Aspiring teachers from BW's education department team up with Fairview Park schools to accelerate a post-COVID-19 academic rebound in reading and math.
Baldwin Wallace University is expanding a state grant-funded partnership with the Fairview Park City Schools that aims to jumpstart learning for students who lost ground during the pandemic's remote instruction.
Melanie Wightman, the district's teaching and learning director, told cleveland.com, "Our teachers successfully facilitated an academic rebound in literacy and mathematics with most students. However, there are students in all grades and of all ability levels who lost traction during the pandemic disruptions. They continue to need assistance to come from behind."

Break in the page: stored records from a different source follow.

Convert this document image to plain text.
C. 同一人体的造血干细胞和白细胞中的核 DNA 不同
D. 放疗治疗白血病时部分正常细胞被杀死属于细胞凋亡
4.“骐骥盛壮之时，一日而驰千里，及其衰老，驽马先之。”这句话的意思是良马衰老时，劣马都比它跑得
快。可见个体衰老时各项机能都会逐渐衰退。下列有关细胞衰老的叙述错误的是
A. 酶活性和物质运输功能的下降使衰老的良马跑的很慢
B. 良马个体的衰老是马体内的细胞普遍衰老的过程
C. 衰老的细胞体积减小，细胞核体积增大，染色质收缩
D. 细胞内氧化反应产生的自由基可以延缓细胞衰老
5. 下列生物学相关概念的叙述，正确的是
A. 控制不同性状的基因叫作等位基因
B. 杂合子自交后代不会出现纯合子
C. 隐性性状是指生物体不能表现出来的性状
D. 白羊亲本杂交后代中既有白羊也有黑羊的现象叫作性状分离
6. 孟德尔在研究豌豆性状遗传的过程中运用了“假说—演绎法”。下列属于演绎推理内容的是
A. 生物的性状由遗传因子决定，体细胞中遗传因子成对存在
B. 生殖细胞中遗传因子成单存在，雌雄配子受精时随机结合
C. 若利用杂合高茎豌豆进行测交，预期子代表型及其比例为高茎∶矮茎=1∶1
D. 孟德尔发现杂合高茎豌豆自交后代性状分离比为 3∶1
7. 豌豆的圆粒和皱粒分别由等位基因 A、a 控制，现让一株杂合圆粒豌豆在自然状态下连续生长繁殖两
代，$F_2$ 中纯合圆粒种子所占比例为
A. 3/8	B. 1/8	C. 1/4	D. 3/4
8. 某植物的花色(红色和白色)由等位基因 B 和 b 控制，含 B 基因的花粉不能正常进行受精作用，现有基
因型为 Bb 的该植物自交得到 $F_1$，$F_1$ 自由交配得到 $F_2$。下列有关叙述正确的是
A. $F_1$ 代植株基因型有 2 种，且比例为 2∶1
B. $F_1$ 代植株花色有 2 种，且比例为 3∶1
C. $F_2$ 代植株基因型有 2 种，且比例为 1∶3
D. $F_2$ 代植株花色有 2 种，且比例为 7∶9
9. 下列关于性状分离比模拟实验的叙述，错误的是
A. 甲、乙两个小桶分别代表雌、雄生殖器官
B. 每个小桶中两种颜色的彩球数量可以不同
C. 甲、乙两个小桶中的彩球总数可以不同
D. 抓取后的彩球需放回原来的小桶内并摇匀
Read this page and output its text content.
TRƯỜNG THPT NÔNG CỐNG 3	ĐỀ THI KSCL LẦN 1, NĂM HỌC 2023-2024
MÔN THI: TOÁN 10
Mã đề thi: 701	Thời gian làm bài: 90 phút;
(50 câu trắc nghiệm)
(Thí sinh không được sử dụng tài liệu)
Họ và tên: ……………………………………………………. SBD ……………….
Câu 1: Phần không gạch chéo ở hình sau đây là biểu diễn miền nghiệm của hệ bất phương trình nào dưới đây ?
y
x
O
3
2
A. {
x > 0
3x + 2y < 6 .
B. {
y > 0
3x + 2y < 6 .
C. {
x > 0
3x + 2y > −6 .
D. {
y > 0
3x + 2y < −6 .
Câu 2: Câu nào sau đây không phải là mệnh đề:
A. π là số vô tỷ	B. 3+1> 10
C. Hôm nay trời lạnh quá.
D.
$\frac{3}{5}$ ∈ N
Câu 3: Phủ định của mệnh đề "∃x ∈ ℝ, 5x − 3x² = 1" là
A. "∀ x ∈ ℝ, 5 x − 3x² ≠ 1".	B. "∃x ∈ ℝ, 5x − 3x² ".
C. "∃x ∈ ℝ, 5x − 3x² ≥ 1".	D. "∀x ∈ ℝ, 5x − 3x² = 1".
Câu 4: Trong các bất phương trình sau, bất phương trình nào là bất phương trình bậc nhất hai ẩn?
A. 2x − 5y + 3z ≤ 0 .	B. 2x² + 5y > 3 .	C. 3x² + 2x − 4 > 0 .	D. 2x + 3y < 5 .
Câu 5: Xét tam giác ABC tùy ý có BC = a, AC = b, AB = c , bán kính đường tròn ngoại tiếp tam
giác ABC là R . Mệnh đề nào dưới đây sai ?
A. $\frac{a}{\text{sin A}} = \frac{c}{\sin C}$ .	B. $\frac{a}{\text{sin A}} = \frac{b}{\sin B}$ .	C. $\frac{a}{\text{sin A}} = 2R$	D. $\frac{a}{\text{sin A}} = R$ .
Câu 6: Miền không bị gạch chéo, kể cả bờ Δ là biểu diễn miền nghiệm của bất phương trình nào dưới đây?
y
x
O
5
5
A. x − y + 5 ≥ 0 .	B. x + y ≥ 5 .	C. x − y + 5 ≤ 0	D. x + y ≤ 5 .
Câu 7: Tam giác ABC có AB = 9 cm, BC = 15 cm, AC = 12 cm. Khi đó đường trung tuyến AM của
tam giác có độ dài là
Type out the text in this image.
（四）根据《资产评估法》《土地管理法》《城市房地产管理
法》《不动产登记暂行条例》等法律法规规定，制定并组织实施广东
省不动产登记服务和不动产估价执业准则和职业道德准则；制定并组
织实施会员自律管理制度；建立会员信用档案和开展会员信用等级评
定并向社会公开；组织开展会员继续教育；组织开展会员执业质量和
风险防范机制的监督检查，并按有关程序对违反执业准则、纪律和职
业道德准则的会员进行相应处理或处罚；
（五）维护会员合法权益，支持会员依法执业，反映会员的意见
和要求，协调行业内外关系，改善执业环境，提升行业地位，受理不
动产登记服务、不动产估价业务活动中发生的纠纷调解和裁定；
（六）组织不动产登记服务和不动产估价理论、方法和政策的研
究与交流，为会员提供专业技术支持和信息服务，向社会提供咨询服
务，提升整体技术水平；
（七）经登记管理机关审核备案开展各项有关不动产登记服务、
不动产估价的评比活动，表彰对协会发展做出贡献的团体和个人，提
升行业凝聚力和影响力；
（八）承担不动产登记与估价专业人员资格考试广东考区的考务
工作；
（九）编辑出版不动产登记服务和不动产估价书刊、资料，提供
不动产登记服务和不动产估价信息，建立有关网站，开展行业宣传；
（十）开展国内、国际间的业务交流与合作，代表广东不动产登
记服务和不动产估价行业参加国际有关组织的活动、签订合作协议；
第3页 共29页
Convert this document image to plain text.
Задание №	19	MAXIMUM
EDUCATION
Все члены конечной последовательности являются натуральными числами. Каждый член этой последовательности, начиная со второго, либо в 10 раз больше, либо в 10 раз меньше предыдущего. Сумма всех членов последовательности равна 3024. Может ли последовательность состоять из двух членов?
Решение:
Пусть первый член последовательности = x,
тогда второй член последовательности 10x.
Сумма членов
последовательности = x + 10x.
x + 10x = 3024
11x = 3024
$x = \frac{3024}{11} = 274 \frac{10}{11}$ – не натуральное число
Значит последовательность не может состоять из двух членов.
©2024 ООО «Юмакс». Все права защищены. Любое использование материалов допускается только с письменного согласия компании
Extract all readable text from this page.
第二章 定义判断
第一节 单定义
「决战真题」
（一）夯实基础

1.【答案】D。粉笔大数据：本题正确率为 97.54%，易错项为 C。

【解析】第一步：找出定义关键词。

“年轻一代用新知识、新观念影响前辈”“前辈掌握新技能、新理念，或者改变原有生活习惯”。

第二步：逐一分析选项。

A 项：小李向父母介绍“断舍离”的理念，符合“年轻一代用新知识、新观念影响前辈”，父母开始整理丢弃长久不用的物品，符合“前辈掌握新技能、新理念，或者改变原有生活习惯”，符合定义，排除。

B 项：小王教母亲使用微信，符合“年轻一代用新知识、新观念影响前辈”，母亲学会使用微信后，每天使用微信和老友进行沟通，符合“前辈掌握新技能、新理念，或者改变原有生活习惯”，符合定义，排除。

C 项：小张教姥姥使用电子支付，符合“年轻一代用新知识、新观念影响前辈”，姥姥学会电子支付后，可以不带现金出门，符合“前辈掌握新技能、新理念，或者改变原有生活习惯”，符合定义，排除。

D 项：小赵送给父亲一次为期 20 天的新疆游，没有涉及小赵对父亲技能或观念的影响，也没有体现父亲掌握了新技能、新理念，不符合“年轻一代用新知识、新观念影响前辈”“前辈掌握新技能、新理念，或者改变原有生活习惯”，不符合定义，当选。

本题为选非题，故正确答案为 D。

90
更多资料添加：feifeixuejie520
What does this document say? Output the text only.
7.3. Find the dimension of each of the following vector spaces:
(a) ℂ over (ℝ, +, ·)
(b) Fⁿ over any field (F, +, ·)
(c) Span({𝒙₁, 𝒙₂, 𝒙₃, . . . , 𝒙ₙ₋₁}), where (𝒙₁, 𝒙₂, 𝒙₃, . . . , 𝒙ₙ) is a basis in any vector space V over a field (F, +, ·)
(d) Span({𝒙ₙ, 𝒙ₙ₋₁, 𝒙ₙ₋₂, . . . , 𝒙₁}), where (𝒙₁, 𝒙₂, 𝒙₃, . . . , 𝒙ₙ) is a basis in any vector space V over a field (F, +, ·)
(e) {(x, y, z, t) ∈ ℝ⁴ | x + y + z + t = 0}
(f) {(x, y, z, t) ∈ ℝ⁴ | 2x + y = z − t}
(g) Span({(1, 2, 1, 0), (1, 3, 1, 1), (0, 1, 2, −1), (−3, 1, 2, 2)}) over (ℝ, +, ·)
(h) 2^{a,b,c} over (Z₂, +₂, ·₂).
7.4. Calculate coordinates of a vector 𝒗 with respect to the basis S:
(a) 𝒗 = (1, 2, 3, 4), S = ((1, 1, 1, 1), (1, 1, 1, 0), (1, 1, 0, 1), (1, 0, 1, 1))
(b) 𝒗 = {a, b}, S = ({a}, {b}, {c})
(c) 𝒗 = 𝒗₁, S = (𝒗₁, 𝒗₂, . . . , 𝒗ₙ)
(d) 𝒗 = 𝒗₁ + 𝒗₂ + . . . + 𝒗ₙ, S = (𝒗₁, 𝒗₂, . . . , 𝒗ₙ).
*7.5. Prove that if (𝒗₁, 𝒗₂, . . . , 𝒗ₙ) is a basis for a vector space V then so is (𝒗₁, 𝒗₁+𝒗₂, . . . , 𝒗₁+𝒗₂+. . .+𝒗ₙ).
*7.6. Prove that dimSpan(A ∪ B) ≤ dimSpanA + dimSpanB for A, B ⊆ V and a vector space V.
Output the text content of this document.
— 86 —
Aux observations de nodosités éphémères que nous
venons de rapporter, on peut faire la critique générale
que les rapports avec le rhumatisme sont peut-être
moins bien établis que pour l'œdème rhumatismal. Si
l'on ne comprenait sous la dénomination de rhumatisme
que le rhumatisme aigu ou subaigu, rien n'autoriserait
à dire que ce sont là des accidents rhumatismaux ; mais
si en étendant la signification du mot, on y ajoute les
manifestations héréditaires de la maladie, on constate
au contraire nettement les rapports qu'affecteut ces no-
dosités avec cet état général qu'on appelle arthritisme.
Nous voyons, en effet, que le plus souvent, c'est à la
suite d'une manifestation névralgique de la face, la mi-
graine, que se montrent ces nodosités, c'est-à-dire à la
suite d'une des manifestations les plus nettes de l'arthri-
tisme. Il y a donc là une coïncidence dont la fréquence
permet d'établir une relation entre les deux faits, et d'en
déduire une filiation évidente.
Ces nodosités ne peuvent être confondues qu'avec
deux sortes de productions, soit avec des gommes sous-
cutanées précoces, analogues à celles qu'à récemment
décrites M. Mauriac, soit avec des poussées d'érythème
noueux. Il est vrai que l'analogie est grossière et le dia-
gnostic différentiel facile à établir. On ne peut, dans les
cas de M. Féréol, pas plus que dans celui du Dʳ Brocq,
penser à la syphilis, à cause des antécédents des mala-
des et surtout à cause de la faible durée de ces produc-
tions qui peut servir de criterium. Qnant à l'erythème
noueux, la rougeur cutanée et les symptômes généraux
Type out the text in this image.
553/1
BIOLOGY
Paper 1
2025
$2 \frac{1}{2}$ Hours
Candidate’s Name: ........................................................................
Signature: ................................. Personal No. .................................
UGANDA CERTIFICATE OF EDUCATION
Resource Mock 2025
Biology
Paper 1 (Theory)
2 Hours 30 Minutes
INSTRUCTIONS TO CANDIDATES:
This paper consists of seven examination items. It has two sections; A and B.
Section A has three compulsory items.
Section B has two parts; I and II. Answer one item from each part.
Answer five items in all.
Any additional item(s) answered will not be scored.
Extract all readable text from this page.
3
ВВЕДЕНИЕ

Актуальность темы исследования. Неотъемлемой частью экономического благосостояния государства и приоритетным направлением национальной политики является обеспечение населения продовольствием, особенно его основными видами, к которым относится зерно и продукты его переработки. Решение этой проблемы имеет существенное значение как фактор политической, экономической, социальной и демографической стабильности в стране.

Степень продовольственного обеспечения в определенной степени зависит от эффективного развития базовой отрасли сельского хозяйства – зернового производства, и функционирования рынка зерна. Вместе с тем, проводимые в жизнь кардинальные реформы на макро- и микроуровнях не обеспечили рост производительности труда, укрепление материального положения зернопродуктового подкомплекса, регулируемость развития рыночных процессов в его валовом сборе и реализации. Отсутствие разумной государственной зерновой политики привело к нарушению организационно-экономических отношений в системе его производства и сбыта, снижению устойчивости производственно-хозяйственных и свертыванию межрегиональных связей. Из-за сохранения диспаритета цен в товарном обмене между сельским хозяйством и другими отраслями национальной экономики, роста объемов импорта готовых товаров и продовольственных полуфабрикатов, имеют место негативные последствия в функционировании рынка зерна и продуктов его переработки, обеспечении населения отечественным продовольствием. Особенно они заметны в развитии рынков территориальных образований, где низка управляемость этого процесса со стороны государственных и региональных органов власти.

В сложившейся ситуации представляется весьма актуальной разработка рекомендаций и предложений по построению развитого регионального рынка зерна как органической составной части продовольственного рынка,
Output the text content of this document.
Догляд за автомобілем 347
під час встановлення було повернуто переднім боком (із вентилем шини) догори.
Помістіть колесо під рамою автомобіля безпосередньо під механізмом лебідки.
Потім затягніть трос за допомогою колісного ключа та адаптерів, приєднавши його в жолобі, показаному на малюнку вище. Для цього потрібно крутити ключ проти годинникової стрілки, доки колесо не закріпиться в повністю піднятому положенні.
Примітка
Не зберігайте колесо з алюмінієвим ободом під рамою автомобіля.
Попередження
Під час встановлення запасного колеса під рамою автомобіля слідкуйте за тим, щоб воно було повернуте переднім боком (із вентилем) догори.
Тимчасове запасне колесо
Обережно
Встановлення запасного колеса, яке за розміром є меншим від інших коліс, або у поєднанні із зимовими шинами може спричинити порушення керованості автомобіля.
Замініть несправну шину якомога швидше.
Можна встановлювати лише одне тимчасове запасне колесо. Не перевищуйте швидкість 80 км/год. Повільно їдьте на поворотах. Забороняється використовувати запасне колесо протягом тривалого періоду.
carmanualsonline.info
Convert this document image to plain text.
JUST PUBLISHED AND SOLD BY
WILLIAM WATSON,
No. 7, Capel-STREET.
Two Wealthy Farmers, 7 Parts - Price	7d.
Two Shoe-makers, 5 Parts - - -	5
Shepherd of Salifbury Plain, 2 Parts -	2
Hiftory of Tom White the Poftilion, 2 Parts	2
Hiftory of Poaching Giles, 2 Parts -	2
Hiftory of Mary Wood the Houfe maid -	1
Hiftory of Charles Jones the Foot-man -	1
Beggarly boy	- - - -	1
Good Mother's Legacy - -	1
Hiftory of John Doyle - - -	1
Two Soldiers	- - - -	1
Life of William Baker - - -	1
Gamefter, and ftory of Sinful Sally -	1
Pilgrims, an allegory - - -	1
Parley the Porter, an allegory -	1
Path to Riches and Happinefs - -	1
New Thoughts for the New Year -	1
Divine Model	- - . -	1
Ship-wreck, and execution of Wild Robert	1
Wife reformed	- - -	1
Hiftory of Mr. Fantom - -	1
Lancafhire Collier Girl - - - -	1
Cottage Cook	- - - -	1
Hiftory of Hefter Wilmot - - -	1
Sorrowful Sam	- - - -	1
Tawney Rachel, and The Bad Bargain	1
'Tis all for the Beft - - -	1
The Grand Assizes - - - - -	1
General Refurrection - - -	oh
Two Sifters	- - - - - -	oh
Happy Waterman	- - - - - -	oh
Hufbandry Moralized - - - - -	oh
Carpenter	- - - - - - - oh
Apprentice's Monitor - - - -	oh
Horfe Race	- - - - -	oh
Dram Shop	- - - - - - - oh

"The high-dosage tutoring is mutually beneficial," said BW literacy education professor Dr. Rochelle Berndt, who is spearheading the program with Dr. Cynthia Dieterich, BW special education professor.
"BW teacher candidates majoring in education have the opportunity to collaborate with classroom teachers and BW faculty to design, implement and assess students' progress in an authentic school setting, based on the school's curriculum and the students' needs," Berndt explained.
The BW education majors offer the intensive tutoring in math and reading three times a week to students in the district's Gilles-Sweet Elementary School.
The "high-dosage" tutoring program earned nearly $300,000 in state and federal education grants to launch in the fall and is expanding to reach more students this spring.
"The Baldwin Wallace University tutors zero in on the individual needs of students assigned to them and confer with classroom teachers regarding how best to personalize learning for individuals and small groups," Wightman added.
The project will continue for two years and include a free summer opportunity for students.
Berndt and Dieterich are co-investigators on the research that will examine the effectiveness of the high-dosage approach.
Research published by the Annenberg Institute at Brown University shows that high-dosage tutoring can produce "large learning gains for a wide range of students, including those who have fallen behind academically."